Hasil penelusuran di lokasi lahan bekas PT SRT hampir seluruhnya sudah berubah menjadi kebun sawit. Padahal seharusnya setelah izin HPH PT SRT tersebut dicabut, lahan tersebut dikembalikan ke negera. Namun nyatanya pasca izin PT SRT tersebut dicabut, para mafia tanah dari berbagai wilayah sudah lebih dahulu mengincarnya. Para mafia tanah ini kemudian dengan rakusnya menggarap lahan tersebut menjadi perkebunan sawit.

Informasi yang dikumpulkan dari wawancara dengan sejumlah warga di Desa Segati ternyata lahan eks PT SLR tersebut sebagian besar dikuasai oleh mafia tanah dari luar desa setempat. Bahkan mereka ada yang berasal dari luar Riau. Mereka ada yang dari Rohil, Medan bahkan dari Jakarta.

Umumnya mereka adalah "pemain besar" dalam bisnis lahan perkebunan sawit. Tidak heran jika satu pemilik lahan bisa menguasai lahan hingga 1000 sampai 2000 haktar. Ada juga yang memiliki lahan antara 200 hingga 500 hektar.

Penelusuran di lapangan, para mafia tanah ini masuk ke lokasi ini dengan memanfaatkan warga tempatan. Agar tidak bermasalah, mafia tanah ini langsung meminta izin dengan kepala suku setempat. Warga setempat biasa menyebutnya, ninik mamak, datuk atau batin. Berbekal surat dari datuk atau batim tersebutlah para mafia tanah ini kemudian mengurus suratnya ke kantor desa setempat.

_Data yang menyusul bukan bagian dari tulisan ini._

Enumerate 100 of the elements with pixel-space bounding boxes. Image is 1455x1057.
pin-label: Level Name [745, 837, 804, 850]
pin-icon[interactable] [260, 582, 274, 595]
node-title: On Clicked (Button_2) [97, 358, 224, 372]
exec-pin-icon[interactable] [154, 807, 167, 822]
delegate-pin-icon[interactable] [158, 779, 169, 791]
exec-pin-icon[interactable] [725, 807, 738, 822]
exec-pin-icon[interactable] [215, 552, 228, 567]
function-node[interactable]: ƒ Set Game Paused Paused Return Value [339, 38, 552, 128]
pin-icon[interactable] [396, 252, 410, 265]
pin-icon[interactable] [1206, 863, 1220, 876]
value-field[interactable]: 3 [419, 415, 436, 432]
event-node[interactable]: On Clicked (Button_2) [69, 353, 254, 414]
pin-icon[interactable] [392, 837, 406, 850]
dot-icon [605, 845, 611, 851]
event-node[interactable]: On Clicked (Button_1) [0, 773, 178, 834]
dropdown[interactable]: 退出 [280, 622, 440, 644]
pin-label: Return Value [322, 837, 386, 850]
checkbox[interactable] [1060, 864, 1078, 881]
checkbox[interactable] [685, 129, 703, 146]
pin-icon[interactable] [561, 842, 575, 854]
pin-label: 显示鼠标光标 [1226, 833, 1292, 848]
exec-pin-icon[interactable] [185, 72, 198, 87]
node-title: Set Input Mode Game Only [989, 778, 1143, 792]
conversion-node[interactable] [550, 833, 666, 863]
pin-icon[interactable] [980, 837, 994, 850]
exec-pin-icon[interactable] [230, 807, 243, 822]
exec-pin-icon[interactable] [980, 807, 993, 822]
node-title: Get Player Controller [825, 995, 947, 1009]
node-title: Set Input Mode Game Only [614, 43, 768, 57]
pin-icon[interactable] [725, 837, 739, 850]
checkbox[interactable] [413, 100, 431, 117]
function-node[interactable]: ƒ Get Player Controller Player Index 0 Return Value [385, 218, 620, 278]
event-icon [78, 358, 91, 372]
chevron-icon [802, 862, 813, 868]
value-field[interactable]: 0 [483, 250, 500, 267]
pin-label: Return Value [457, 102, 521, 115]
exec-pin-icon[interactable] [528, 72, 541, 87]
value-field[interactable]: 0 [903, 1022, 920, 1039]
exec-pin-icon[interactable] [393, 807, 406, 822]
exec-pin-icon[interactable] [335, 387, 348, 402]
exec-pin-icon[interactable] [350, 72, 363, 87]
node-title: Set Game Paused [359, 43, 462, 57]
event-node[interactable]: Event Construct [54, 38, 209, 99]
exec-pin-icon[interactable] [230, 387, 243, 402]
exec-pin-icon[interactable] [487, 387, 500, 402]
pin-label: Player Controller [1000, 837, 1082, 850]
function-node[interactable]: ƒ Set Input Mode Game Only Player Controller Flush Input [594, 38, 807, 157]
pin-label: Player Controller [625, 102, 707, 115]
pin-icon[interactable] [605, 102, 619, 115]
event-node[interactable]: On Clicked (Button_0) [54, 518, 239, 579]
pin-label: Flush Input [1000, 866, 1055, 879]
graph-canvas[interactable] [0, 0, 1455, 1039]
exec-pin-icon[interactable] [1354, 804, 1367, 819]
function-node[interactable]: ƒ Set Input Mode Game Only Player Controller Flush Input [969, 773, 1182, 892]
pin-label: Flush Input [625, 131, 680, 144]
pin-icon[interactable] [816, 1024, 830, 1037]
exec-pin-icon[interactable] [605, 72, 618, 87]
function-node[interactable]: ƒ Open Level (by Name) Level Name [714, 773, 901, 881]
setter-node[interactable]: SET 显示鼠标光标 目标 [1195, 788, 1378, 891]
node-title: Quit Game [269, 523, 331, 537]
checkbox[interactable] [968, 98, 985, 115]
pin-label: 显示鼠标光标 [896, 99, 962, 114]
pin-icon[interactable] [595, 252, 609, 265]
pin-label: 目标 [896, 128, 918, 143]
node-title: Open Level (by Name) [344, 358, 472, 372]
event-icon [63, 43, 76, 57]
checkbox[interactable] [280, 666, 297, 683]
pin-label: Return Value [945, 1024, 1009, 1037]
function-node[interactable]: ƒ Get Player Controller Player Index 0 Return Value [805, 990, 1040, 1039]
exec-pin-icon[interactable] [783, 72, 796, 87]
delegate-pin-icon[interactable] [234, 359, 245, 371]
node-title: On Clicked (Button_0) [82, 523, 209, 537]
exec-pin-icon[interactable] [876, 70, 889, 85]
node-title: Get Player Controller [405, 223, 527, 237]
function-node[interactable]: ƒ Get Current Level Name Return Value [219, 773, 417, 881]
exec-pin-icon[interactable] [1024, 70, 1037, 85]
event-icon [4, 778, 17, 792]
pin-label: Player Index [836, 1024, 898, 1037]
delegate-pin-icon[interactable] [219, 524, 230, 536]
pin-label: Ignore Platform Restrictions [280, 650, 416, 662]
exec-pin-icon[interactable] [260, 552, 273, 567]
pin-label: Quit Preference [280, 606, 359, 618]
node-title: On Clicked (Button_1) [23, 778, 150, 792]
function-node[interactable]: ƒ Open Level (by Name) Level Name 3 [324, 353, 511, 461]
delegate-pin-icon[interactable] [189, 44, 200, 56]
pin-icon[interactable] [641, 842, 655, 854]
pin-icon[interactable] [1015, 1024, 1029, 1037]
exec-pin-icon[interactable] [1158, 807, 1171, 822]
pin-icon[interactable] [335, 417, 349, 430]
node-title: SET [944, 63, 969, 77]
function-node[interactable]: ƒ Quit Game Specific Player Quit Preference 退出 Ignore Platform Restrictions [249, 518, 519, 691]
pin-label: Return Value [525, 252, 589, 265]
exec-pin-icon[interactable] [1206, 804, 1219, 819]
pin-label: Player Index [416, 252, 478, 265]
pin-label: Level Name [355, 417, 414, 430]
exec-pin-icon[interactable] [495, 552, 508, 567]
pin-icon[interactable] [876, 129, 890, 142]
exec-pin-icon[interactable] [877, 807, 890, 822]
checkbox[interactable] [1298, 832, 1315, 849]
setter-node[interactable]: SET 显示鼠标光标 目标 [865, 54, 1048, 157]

Sumber mengungkapkan fakta yang mengejutkan dalam bisnis jual beli lahan diwilayah ini. Dari pengakuan warga setempat, bahkan salah seorang warga asal Medan membeli lahan di kawasan ini hingga seluas 2 ribu hektar.

Mafia tanah asal Medan ini membuka lahan sawit di lahan bekas PT SRT sekitar empat tahun yang lalu. Saat itu, pemilik lahan mengeluarkan uang Rp 2 milliar untuk membeli lahan seluar 2 ribu hektar. Artinya satu hektar lahan saat itu hanya dihargari Rp 1 juta.

Dana sebesar Rp 2 milliar tersebut kemudian di serahkan ke Desa Segati melalui datuk atau batin setempat. Uang tersebut kemudian dibagi dua peruntukan, masing-masing Rp 1 milliar. Peruntukan pertama untuk pembangunan masjid Rp 1 milliar dan sisanya Rp 1 milliar lagi dibagi ke seluruh warga setempat.

"Kami waktu itu satu KK masing-masing mendapat bagian sekitar Rp 3 jutaan," tutur alah seorang warga Desa Segati.

Meski harga lahan dihargai cukup murah dan lahan tersebut dibeli oleh orang dari luar desa setempat, namun sistem jual beli lahan ini ternyata disambut baik masyarakat sekitar. Alasanya, selain bisa digunakan untuk membangun fasilitas umum, dana dari hasil penjulan lahan tersebut dibagi rata ke warga tempatan.

Namun sayang, program tersebut hanya berjalan sekali itu saja. Selanjutnya proses jual beli lahan dikawasan eks PT SLR tidak jelas lagi. Warga tidak pernah lagi mendapatkan "jatah" dari penjualan lahan yang luasnya sampai puluhan ribu hekater. Begitu juga pembangunan fasilitas umun di desa tersebut juga tidak pernah ada lagi.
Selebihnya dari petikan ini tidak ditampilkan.